Is that you, Cycle Day 1?

Cycle Day 30 / 1

I am teetering on the edge of menstruation. Where I can feel the shift in my womb – the sense of heaviness, a slight ache.. I know my bleed is imminent. But it hasn’t quite started yet. I’ve been spotting here and there for a couple days but not yet started my full flow.

I know it’s close. I feel my body and energy drawing inwards in preparation. That deeply yin energy, the sense of just wanting to be alone, in quietness and rest. My partner is talking too much. Suddenly feeling so tired that I just needed a 30 minute nap in the middle of the day.

It’s a noticeable shift from the prior few days. I tend to close out the last days of my premenstruum with a bit of a bang. I get this little surge in energy before it’s curtains closed. And I’ve always enjoyed this boost – I like to call it my “indian summer” (if you live in UK you’ll know what I mean – it’s where you get a final few days/weeks of warmer weather during autumn before heading towards the depths of winter).
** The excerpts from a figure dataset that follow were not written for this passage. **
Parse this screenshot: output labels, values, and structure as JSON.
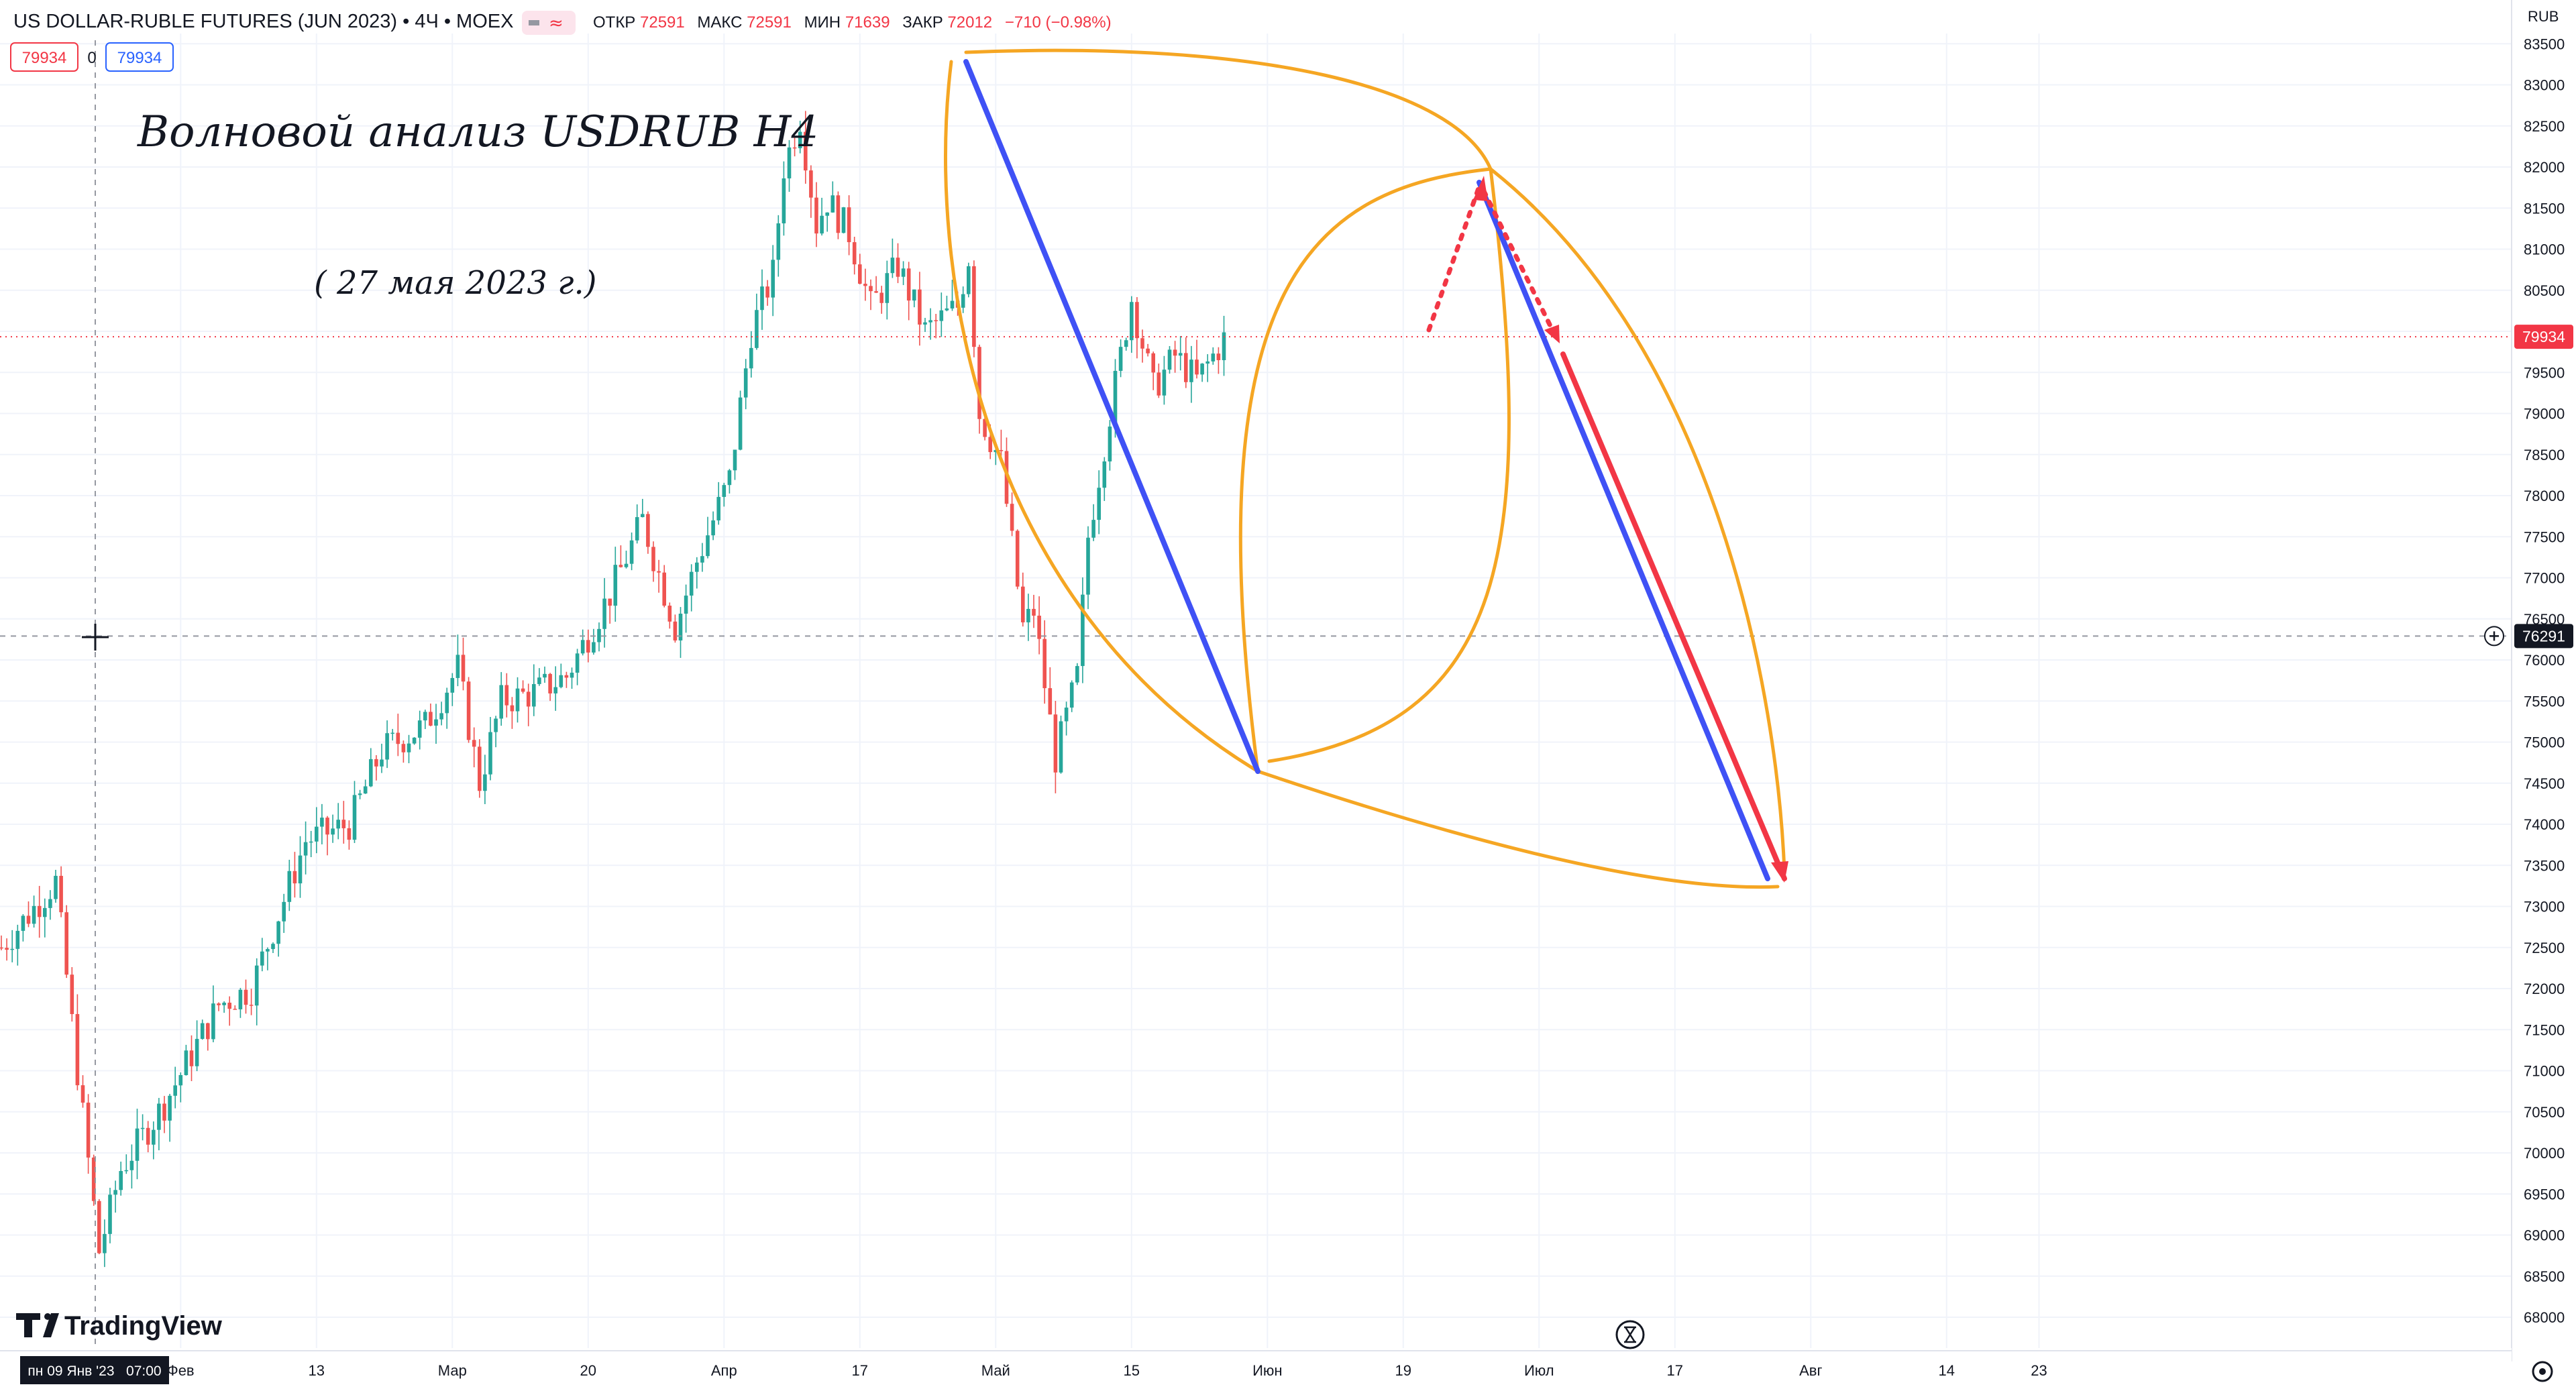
{
  "header": {
    "symbol": "US DOLLAR-RUBLE FUTURES (JUN 2023) • 4Ч • MOEX",
    "open_label": "ОТКР",
    "open_value": "72591",
    "high_label": "МАКС",
    "high_value": "72591",
    "low_label": "МИН",
    "low_value": "71639",
    "close_label": "ЗАКР",
    "close_value": "72012",
    "change": "−710 (−0.98%)",
    "bid": "79934",
    "spread": "0",
    "ask": "79934"
  },
  "annotation": {
    "title": "Волновой анализ USDRUB H4",
    "subtitle": "( 27 мая 2023 г.)"
  },
  "branding": {
    "logo_text": "TradingView"
  },
  "price_axis": {
    "currency": "RUB",
    "ticks": [
      "83500",
      "83000",
      "82500",
      "82000",
      "81500",
      "81000",
      "80500",
      "80000",
      "79500",
      "79000",
      "78500",
      "78000",
      "77500",
      "77000",
      "76500",
      "76000",
      "75500",
      "75000",
      "74500",
      "74000",
      "73500",
      "73000",
      "72500",
      "72000",
      "71500",
      "71000",
      "70500",
      "70000",
      "69500",
      "69000",
      "68500",
      "68000"
    ],
    "last_price_label": "79934",
    "crosshair_label": "76291"
  },
  "time_axis": {
    "ticks": [
      {
        "label": "Фев",
        "index": 33
      },
      {
        "label": "13",
        "index": 58
      },
      {
        "label": "Мар",
        "index": 83
      },
      {
        "label": "20",
        "index": 108
      },
      {
        "label": "Апр",
        "index": 133
      },
      {
        "label": "17",
        "index": 158
      },
      {
        "label": "Май",
        "index": 183
      },
      {
        "label": "15",
        "index": 208
      },
      {
        "label": "Июн",
        "index": 233
      },
      {
        "label": "19",
        "index": 258
      },
      {
        "label": "Июл",
        "index": 283
      },
      {
        "label": "17",
        "index": 308
      },
      {
        "label": "Авг",
        "index": 333
      },
      {
        "label": "14",
        "index": 358
      },
      {
        "label": "23",
        "index": 375
      }
    ],
    "crosshair_label": "пн 09 Янв '23   07:00"
  },
  "colors": {
    "up": "#26a69a",
    "down": "#ef5350",
    "orange": "#f5a623",
    "blue": "#3f51f5",
    "red": "#f23645",
    "grid": "#f0f3fa",
    "text": "#131722"
  },
  "chart_data": {
    "type": "candlestick",
    "x_unit": "4H bar index (0 = 9 Jan 2023)",
    "ylim": [
      67700,
      83800
    ],
    "close_path_anchors": [
      [
        0,
        72500
      ],
      [
        10,
        73300
      ],
      [
        14,
        71000
      ],
      [
        18,
        68800
      ],
      [
        22,
        69800
      ],
      [
        30,
        70600
      ],
      [
        40,
        71800
      ],
      [
        46,
        72000
      ],
      [
        56,
        73800
      ],
      [
        64,
        74000
      ],
      [
        70,
        74900
      ],
      [
        78,
        75200
      ],
      [
        84,
        75900
      ],
      [
        88,
        74500
      ],
      [
        92,
        75500
      ],
      [
        98,
        75600
      ],
      [
        104,
        75800
      ],
      [
        112,
        76800
      ],
      [
        118,
        77700
      ],
      [
        124,
        76400
      ],
      [
        128,
        77200
      ],
      [
        134,
        78200
      ],
      [
        138,
        80000
      ],
      [
        142,
        80700
      ],
      [
        144,
        82000
      ],
      [
        147,
        82600
      ],
      [
        150,
        81300
      ],
      [
        152,
        81600
      ],
      [
        156,
        81200
      ],
      [
        160,
        80300
      ],
      [
        165,
        80800
      ],
      [
        170,
        80000
      ],
      [
        176,
        80300
      ],
      [
        178,
        80900
      ],
      [
        180,
        79000
      ],
      [
        184,
        78400
      ],
      [
        188,
        76400
      ],
      [
        190,
        76600
      ],
      [
        194,
        74800
      ],
      [
        198,
        75800
      ],
      [
        200,
        77500
      ],
      [
        204,
        79000
      ],
      [
        208,
        80400
      ],
      [
        212,
        79300
      ],
      [
        216,
        79700
      ],
      [
        220,
        79400
      ],
      [
        225,
        79900
      ]
    ]
  }
}
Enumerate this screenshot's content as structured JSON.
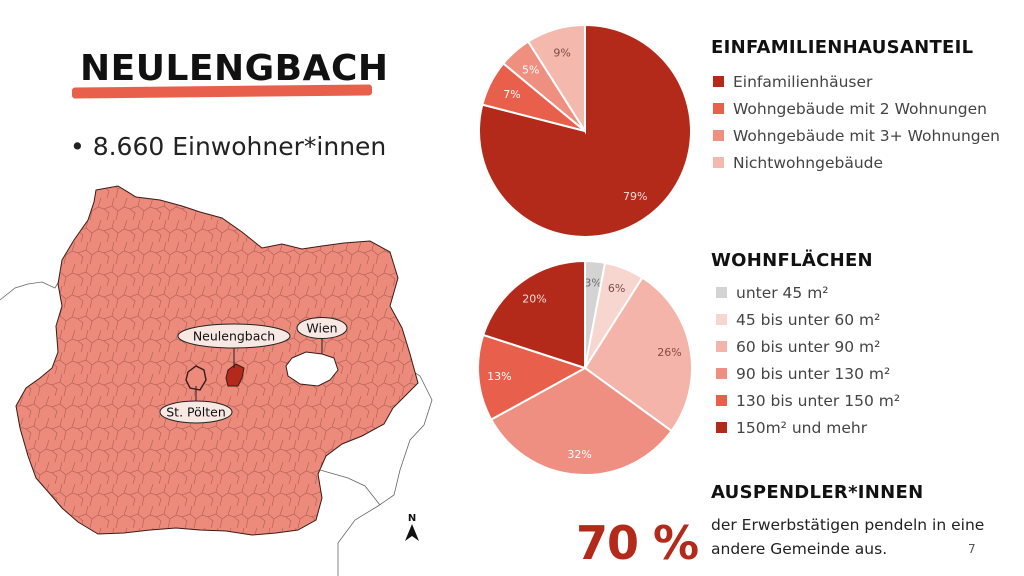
{
  "title": "NEULENGBACH",
  "population_bullet": "8.660 Einwohner*innen",
  "map": {
    "labels": {
      "neulengbach": "Neulengbach",
      "wien": "Wien",
      "st_poelten": "St. Pölten"
    },
    "north_label": "N"
  },
  "section1": {
    "title": "EINFAMILIENHAUSANTEIL",
    "legend": [
      {
        "label": "Einfamilienhäuser",
        "color": "#b32a1b"
      },
      {
        "label": "Wohngebäude mit 2 Wohnungen",
        "color": "#e8604c"
      },
      {
        "label": "Wohngebäude mit 3+ Wohnungen",
        "color": "#ef8f80"
      },
      {
        "label": "Nichtwohngebäude",
        "color": "#f5b8ad"
      }
    ]
  },
  "section2": {
    "title": "WOHNFLÄCHEN",
    "legend": [
      {
        "label": "unter 45 m²",
        "color": "#d3d3d3"
      },
      {
        "label": "45 bis unter 60 m²",
        "color": "#f8d6d0"
      },
      {
        "label": "60 bis unter 90 m²",
        "color": "#f4b4aa"
      },
      {
        "label": "90 bis unter 130 m²",
        "color": "#ee8f81"
      },
      {
        "label": "130 bis unter 150 m²",
        "color": "#e8604c"
      },
      {
        "label": "150m² und mehr",
        "color": "#b32a1b"
      }
    ]
  },
  "section3": {
    "title": "AUSPENDLER*INNEN",
    "big_value": "70 %",
    "text": "der Erwerbstätigen pendeln in eine andere Gemeinde aus."
  },
  "page_number": "7",
  "chart_data": [
    {
      "type": "pie",
      "title": "EINFAMILIENHAUSANTEIL",
      "categories": [
        "Einfamilienhäuser",
        "Wohngebäude mit 2 Wohnungen",
        "Wohngebäude mit 3+ Wohnungen",
        "Nichtwohngebäude"
      ],
      "values": [
        79,
        7,
        5,
        9
      ],
      "labels": [
        "79%",
        "7%",
        "5%",
        "9%"
      ],
      "colors": [
        "#b32a1b",
        "#e8604c",
        "#ef8f80",
        "#f5b8ad"
      ],
      "label_colors": [
        "#f6ddd8",
        "#ffffff",
        "#ffffff",
        "#7a4a44"
      ],
      "legend": "right"
    },
    {
      "type": "pie",
      "title": "WOHNFLÄCHEN",
      "categories": [
        "unter 45 m²",
        "45 bis unter 60 m²",
        "60 bis unter 90 m²",
        "90 bis unter 130 m²",
        "130 bis unter 150 m²",
        "150m² und mehr"
      ],
      "values": [
        3,
        6,
        26,
        32,
        13,
        20
      ],
      "labels": [
        "3%",
        "6%",
        "26%",
        "32%",
        "13%",
        "20%"
      ],
      "colors": [
        "#d3d3d3",
        "#f8d6d0",
        "#f4b4aa",
        "#ee8f81",
        "#e8604c",
        "#b32a1b"
      ],
      "label_colors": [
        "#6a6a6a",
        "#7a4a44",
        "#8a4a42",
        "#ffffff",
        "#ffffff",
        "#f6ddd8"
      ],
      "legend": "right"
    }
  ]
}
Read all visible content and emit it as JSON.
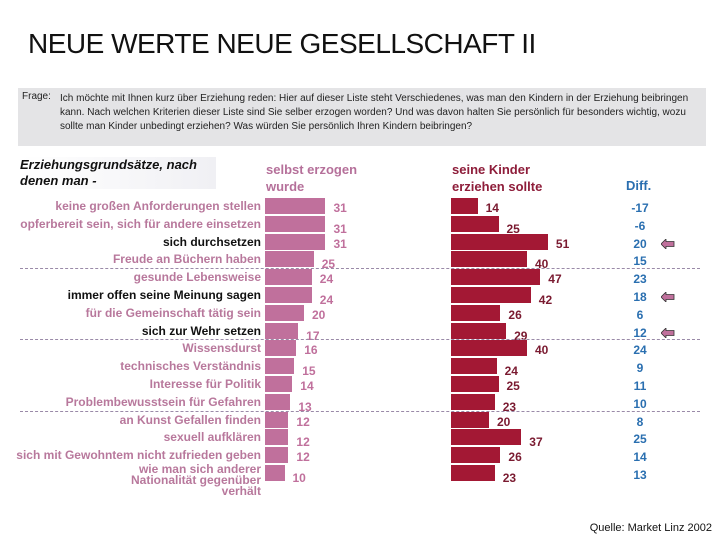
{
  "title": "NEUE WERTE NEUE GESELLSCHAFT II",
  "question": {
    "label": "Frage:",
    "text": "Ich möchte mit Ihnen kurz über Erziehung reden: Hier auf dieser Liste steht Verschiedenes, was man den Kindern in der Erziehung beibringen kann. Nach welchen Kriterien dieser Liste sind Sie selber erzogen worden? Und was davon halten Sie persönlich für besonders wichtig, wozu sollte man Kinder unbedingt erziehen? Was würden Sie persönlich Ihren Kindern beibringen?"
  },
  "source": "Quelle: Market Linz 2002",
  "colors": {
    "self": "#c0709c",
    "kids": "#a31834",
    "label_pink": "#b8789c",
    "label_black": "#111111",
    "diff": "#2a6fb0",
    "arrow": "#c0709c"
  },
  "chart_data": {
    "type": "bar",
    "title": "",
    "category_header": "Erziehungsgrundsätze, nach denen man -",
    "categories": [
      "keine großen Anforderungen stellen",
      "opferbereit sein, sich für andere einsetzen",
      "sich durchsetzen",
      "Freude an Büchern haben",
      "gesunde Lebensweise",
      "immer offen seine Meinung sagen",
      "für die Gemeinschaft tätig sein",
      "sich zur Wehr setzen",
      "Wissensdurst",
      "technisches Verständnis",
      "Interesse für Politik",
      "Problembewusstsein für Gefahren",
      "an Kunst Gefallen finden",
      "sexuell aufklären",
      "sich mit Gewohntem nicht zufrieden geben",
      "wie man sich anderer Nationalität gegenüber verhält"
    ],
    "highlighted": [
      false,
      false,
      true,
      false,
      false,
      true,
      false,
      true,
      false,
      false,
      false,
      false,
      false,
      false,
      false,
      false
    ],
    "series": [
      {
        "name": "selbst erzogen wurde",
        "values": [
          31,
          31,
          31,
          25,
          24,
          24,
          20,
          17,
          16,
          15,
          14,
          13,
          12,
          12,
          12,
          10
        ]
      },
      {
        "name": "seine Kinder erziehen sollte",
        "values": [
          14,
          25,
          51,
          40,
          47,
          42,
          26,
          29,
          40,
          24,
          25,
          23,
          20,
          37,
          26,
          23
        ]
      }
    ],
    "diff": {
      "name": "Diff.",
      "values": [
        -17,
        -6,
        20,
        15,
        23,
        18,
        6,
        12,
        24,
        9,
        11,
        10,
        8,
        25,
        14,
        13
      ]
    },
    "orientation": "horizontal"
  }
}
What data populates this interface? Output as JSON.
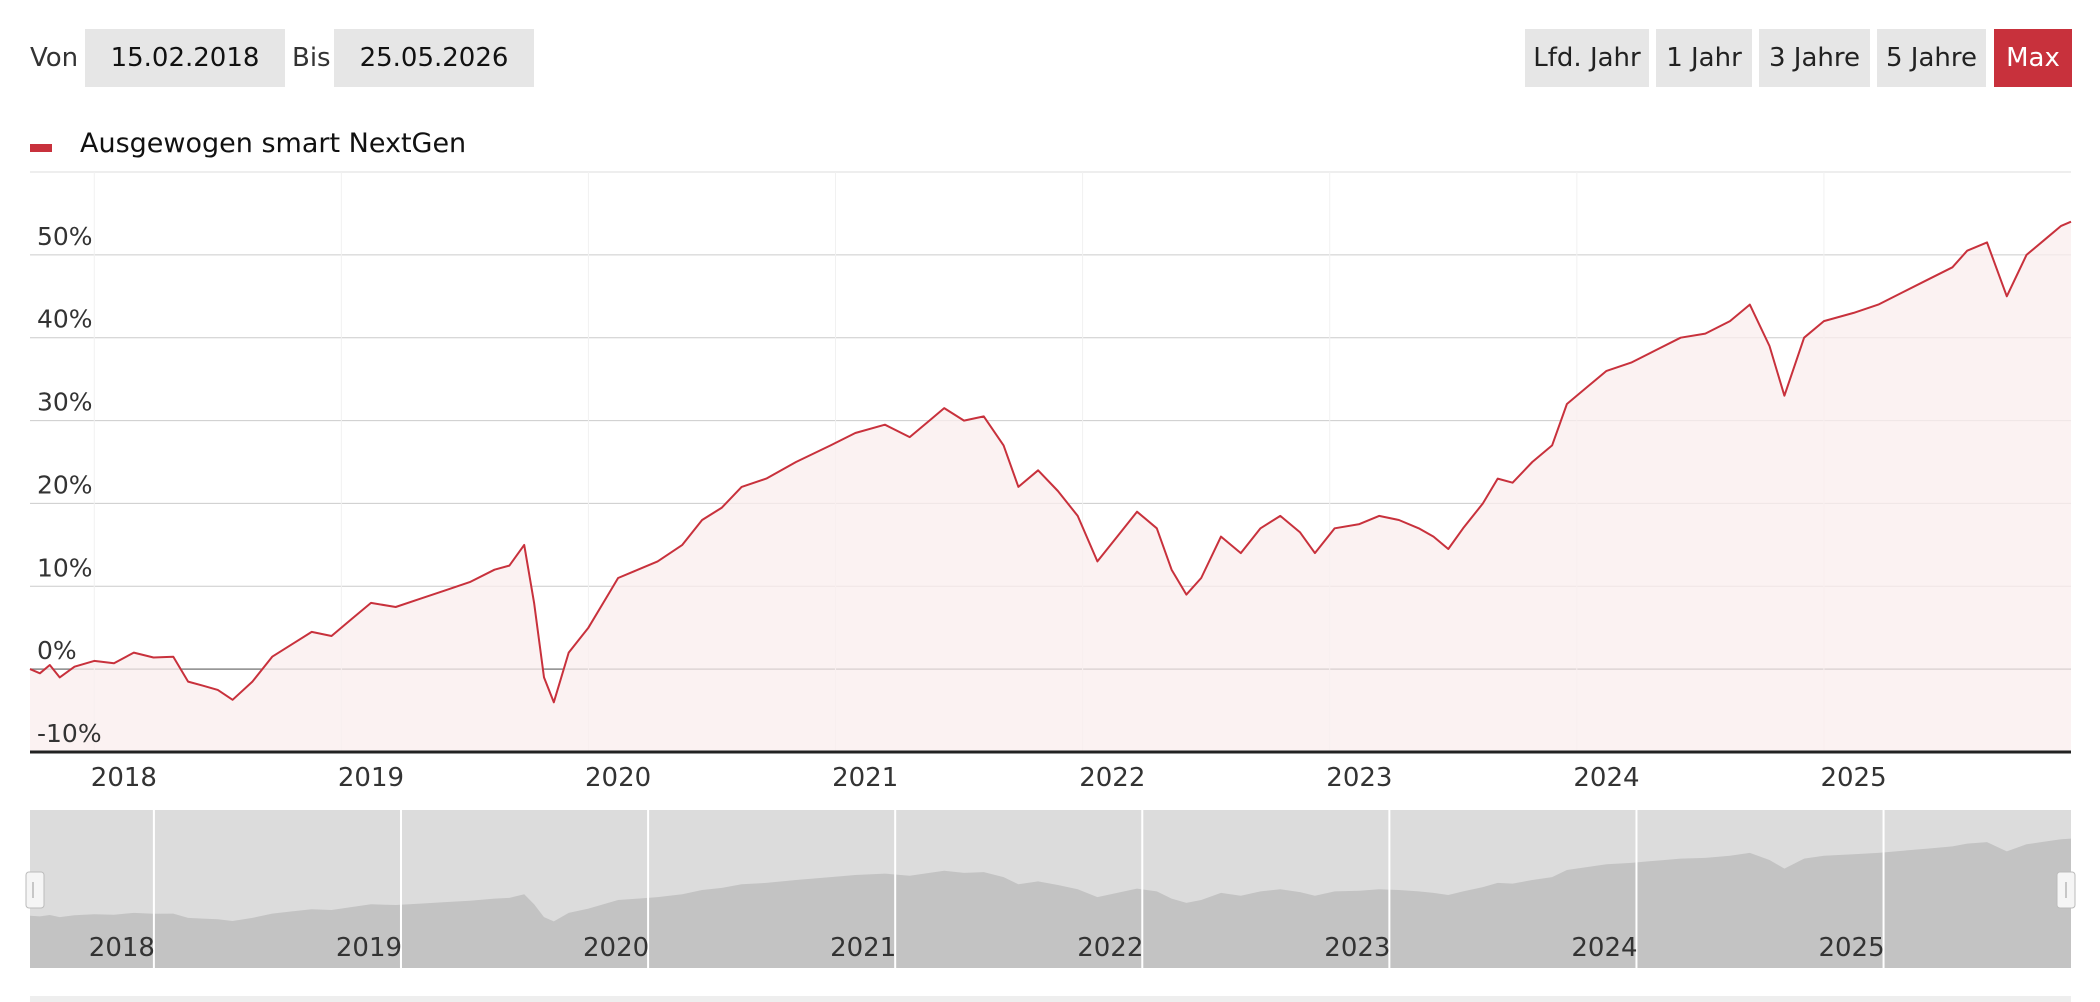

I used to try to stay in that little energy high instead of surrendering to my winter. But that often left me feeling depleted and tired come inner spring. Now I welcome my winter, my bleed – I actually look forward to entering my period cave because I know it is MY time. My time to restore and nourish my body, heart and mind. Honouring my cyclical nature, allowing my energy to ebb and flow with my inner seasons has been so healing for me. Helping me stay in touch with my body and my feminine energy. Helping me soften in a world that often incites rigidity and hardness.

Random thought earlier this morning whilst I took a walk round my local park – if knowledge is power, then self-knowledge is self-empowerment. Being in touch with my cycle and my body enhances my self-knowledge, and this becomes self-empowerment. The power to advocate for my body, my health, my boundaries, my needs, my desires and my joys. And the power to believe that I am worthy of all these things.